Now it may be that the oil glut is showing up even worse in Cushing than elsewhere because above ground storage is maxed out (even ships are full), or it may also be the evil specs. But the initial reaction among traders is to treat WTI warily.
From the Financial Times:
The surge in oil inventories in Cushing, Oklahoma, where WTI is delivered into America’s pipeline system, has depressed its value not only against other global benchmarks, such as Brent, but also against other domestic US crudes.
Julius Walker, an oil market analyst at the International Energy Agency in Paris, said there was “anecdotal evidence” of traders moving away from WTI and “doing deals based on other US oil benchmarks”.
The IEA monthly report said Brent was now “arguably more reflective of global oil market sentiment”. However, Bob Levin, managing director of market research at Nymex said that the WTI contract was performing “transparently”, reflecting a “loss in oil demand and sharply rising inventories”.

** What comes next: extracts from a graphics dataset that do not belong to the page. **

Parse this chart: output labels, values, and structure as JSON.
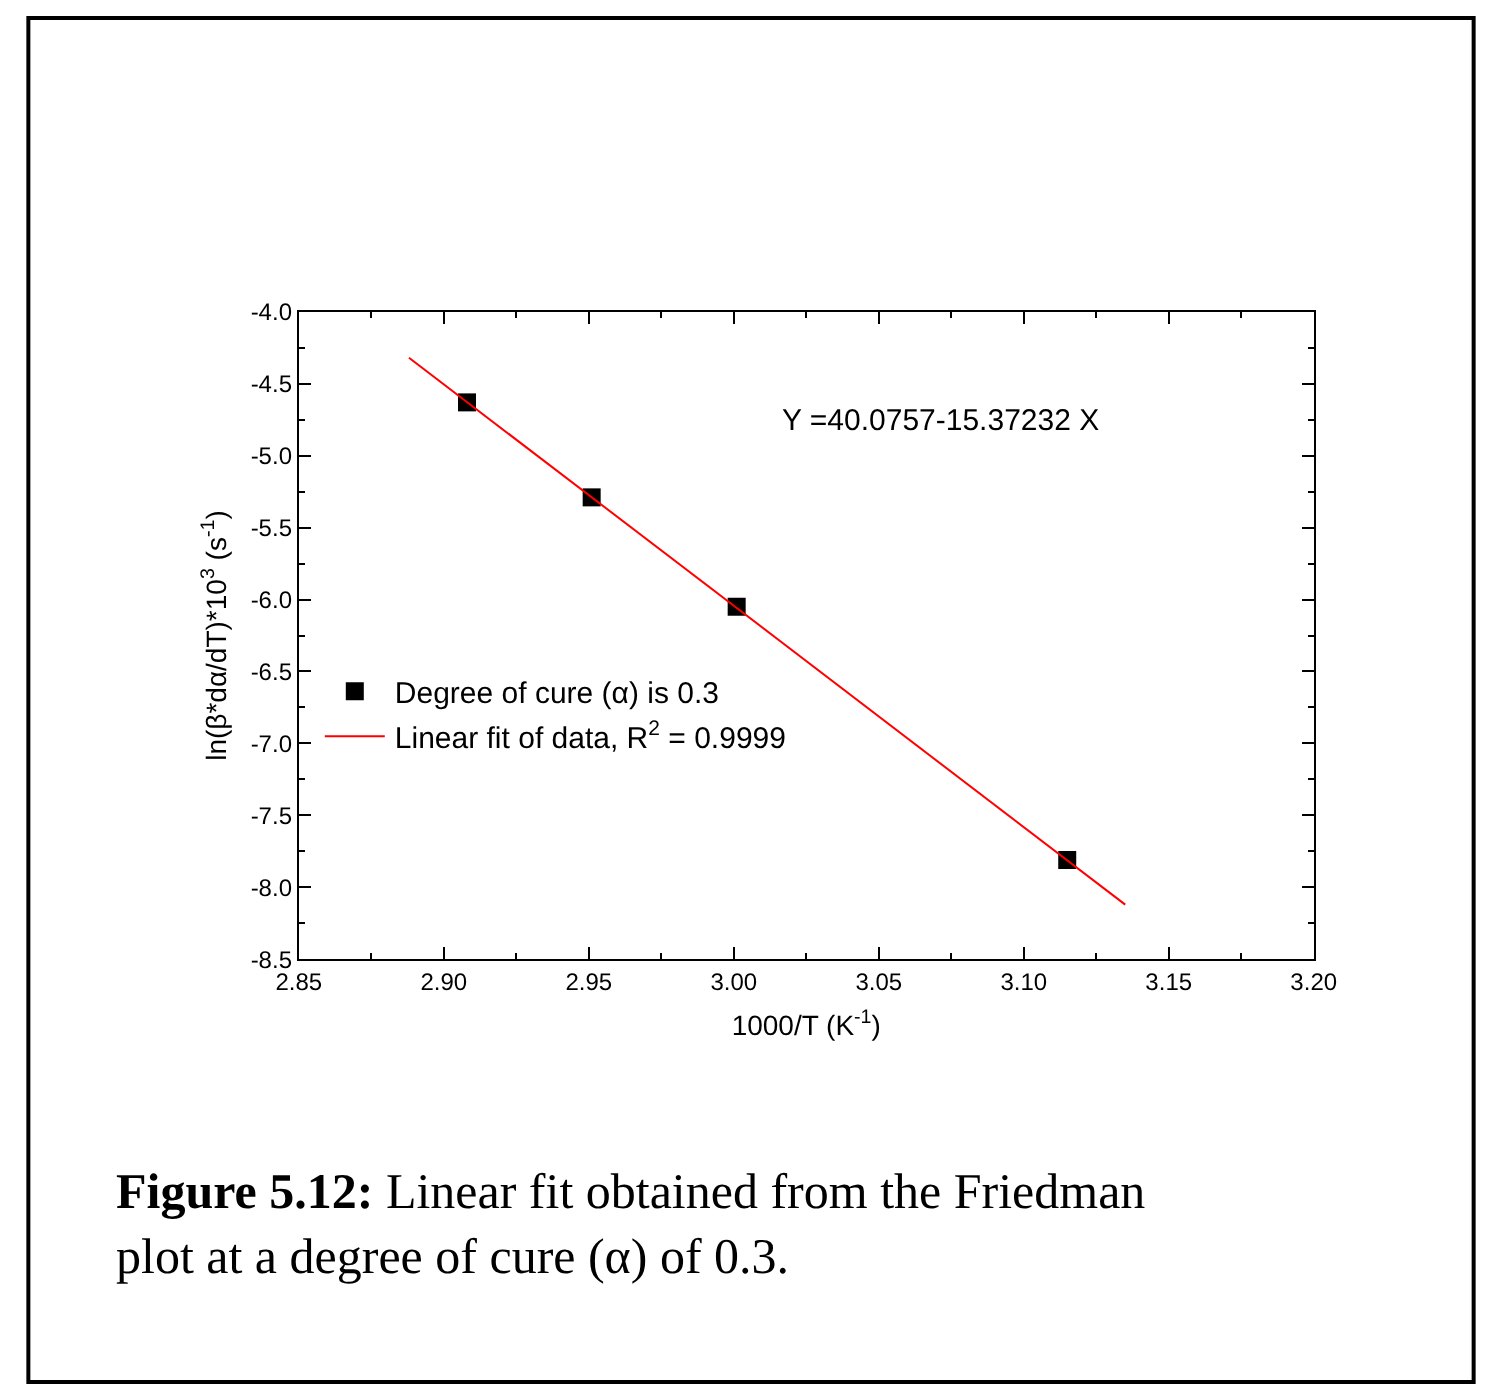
{
  "chart_data": {
    "type": "scatter",
    "xlabel": "1000/T (K$^{-1}$)",
    "ylabel": "ln(β*dα/dT)*10$^{3}$ (s$^{-1}$)",
    "series": [
      {
        "name": "Degree of cure (α) is 0.3",
        "color": "#000000",
        "marker": "square",
        "x": [
          2.908,
          2.951,
          3.001,
          3.115
        ],
        "values": [
          -4.63,
          -5.29,
          -6.05,
          -7.81
        ]
      },
      {
        "name": "Linear fit of data, R$^{2}$ = 0.9999",
        "type": "line",
        "color": "#ff0000",
        "marker": "none",
        "line_style": "solid",
        "x": [
          2.888,
          3.135
        ],
        "values": [
          -4.32,
          -8.12
        ]
      }
    ],
    "xlim": [
      2.85,
      3.2
    ],
    "xticks": [
      {
        "value": 2.85,
        "label": "2.85"
      },
      {
        "value": 2.9,
        "label": "2.90"
      },
      {
        "value": 2.95,
        "label": "2.95"
      },
      {
        "value": 3.0,
        "label": "3.00"
      },
      {
        "value": 3.05,
        "label": "3.05"
      },
      {
        "value": 3.1,
        "label": "3.10"
      },
      {
        "value": 3.15,
        "label": "3.15"
      },
      {
        "value": 3.2,
        "label": "3.20"
      }
    ],
    "ylim": [
      -8.5,
      -4.0
    ],
    "yticks": [
      {
        "value": -8.5,
        "label": "-8.5"
      },
      {
        "value": -8.0,
        "label": "-8.0"
      },
      {
        "value": -7.5,
        "label": "-7.5"
      },
      {
        "value": -7.0,
        "label": "-7.0"
      },
      {
        "value": -6.5,
        "label": "-6.5"
      },
      {
        "value": -6.0,
        "label": "-6.0"
      },
      {
        "value": -5.5,
        "label": "-5.5"
      },
      {
        "value": -5.0,
        "label": "-5.0"
      },
      {
        "value": -4.5,
        "label": "-4.5"
      },
      {
        "value": -4.0,
        "label": "-4.0"
      }
    ],
    "annotations": [
      "Y =40.0757-15.37232 X",
      "Figure 5.12:",
      "Linear fit obtained from the Friedman plot at a degree of cure (α) of 0.3."
    ],
    "legend": "left"
  }
}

“WTI is better reflecting global oil fundamentals than Brent,” Mr Levin said. “The oil industry has not abandoned the WTI contract and it has confidence in it.”
Nevertheless, traders in London, New York and Houston confirmed a small number of transactions away from WTI after its price plunged last week to record discounts against other global and domestic benchmarks. The traders cautioned that the move could reverse if the WTI situation normalised. Lawrence Eagles, at JPMorgan, said any move away from WTI would face “strong resistance as none of the other US benchmarks have the price transparency of an exchange market”.
Highlighting the price disconnection with the global market, WTI, which usually trades at a premium of $1-$2 a barrel to Brent, last week plunged to an all-time discount of $11.73. The detachment hit the US market too, where Light Louisiana Sweet, jumped to a $9.50 premium, the highest in 18 years.